The authors reviewed the abstracts of 1,085 articles from the PubMed and Cochrane Library Literature databases, and selected 47 large (>25 DMEK cases), prospective, controlled clinical studies; and observational studies for inclusion in the final assessment. Of the 47 studies, the panel’s methodologist rated 2 as level I evidence, 15 as level II evidence and 30 as level III evidence.

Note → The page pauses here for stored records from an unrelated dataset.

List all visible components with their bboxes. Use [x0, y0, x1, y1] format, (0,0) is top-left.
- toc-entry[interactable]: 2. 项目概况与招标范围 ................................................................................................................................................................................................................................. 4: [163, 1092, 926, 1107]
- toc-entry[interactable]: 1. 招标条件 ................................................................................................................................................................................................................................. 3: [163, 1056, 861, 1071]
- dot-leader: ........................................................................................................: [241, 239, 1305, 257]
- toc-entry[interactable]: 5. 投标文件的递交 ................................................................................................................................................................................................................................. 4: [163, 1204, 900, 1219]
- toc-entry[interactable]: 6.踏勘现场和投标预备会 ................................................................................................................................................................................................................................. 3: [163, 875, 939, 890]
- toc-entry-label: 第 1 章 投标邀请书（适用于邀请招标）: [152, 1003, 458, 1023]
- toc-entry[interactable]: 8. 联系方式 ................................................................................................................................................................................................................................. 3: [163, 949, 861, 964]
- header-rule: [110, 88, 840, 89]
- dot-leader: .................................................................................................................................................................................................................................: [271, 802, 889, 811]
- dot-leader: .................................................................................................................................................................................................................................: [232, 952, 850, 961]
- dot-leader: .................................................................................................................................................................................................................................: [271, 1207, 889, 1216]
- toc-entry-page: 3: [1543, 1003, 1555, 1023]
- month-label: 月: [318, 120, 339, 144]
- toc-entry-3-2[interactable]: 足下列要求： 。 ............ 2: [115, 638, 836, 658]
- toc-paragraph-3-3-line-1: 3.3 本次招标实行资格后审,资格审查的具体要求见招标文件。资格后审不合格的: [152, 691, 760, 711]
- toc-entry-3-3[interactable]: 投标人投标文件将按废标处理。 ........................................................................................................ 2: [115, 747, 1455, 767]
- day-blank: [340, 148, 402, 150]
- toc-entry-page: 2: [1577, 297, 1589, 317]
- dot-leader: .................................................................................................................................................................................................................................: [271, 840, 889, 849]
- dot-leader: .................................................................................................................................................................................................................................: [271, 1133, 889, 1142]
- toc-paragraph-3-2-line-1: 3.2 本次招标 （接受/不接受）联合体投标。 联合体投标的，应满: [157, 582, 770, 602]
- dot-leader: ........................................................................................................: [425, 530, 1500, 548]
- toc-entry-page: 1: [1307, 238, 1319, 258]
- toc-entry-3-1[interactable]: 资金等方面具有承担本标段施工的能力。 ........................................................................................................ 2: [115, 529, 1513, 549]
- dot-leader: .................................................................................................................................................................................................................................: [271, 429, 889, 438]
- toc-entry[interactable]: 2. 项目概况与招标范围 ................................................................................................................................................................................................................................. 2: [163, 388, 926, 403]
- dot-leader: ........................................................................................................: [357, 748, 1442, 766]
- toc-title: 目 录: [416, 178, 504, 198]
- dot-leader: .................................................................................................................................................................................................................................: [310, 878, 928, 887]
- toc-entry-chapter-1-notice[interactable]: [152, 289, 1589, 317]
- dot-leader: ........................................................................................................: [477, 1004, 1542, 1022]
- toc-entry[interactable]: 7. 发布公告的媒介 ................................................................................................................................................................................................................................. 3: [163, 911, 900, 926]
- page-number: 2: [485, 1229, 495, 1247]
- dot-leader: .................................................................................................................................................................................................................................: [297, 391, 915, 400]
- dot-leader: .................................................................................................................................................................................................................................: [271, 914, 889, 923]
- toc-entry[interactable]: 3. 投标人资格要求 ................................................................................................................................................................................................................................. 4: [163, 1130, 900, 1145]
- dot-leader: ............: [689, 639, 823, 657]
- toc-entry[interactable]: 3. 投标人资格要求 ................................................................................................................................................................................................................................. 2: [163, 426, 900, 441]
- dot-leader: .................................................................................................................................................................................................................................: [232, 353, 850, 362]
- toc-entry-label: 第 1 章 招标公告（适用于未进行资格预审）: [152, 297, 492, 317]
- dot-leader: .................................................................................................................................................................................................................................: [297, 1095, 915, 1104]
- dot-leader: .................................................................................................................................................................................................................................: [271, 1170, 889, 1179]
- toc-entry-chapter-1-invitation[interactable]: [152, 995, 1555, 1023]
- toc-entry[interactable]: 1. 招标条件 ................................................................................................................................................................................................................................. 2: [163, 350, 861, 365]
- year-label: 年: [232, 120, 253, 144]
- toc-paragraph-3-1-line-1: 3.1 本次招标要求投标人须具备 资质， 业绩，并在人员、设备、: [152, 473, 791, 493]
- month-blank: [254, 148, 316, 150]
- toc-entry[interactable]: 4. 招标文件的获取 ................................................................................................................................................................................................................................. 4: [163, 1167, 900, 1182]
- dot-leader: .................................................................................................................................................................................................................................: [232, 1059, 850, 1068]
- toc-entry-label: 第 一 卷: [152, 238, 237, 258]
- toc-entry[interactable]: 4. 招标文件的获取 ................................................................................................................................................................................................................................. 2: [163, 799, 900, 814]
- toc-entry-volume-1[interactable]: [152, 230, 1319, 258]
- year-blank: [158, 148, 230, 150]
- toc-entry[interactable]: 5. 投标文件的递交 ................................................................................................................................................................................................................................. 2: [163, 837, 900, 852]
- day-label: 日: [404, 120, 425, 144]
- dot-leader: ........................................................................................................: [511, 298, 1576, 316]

Key search terms included Descemet membrane endothelial keratoplasty, Descemet's membrane endothelial keratoplasty, DMEK, posterior lamellar keratoplasty and endothelial keratoplasty. Studies of nonhuman and deep anterior lamellar keratoplasty were excluded.
By 6 months after DMEK surgery, up to 85% of eyes achieved a BCVA of 20/25 or better and up to 67% achieved a BCVA of 20/20 or better. Each study showed a rapid visual recovery after successful DMEK, with final mean BCVA ranging from 20/21 to 20/31.
The most common complication was partial graft detachment requiring air injection (mean 29%), followed by elevated IOP (range 0-22%), primary graft failure (mean 1.7%), secondary graft failure (mean 2.2%) and immune rejection (mean 1.9%).
The 7 studies that directly compared the visual outcomes of DMEK and Descemet’s stripping endothelial keratoplasty (DSEK) all showed better visual outcomes after DMEK (6 of these 7 studies were rated as level II evidence). Recovery times, complication and rejection rates also favored DMEK.
The searches were limited to English-language abstracts, potentially excluding key findings published in other languages.
Evidence from the published literature supports DMEK as a safe and effective treatment for endothelial failure. Regarding recovery time, visual outcomes, and complication and rejection rates, DMEK seems to be superior to DSEK.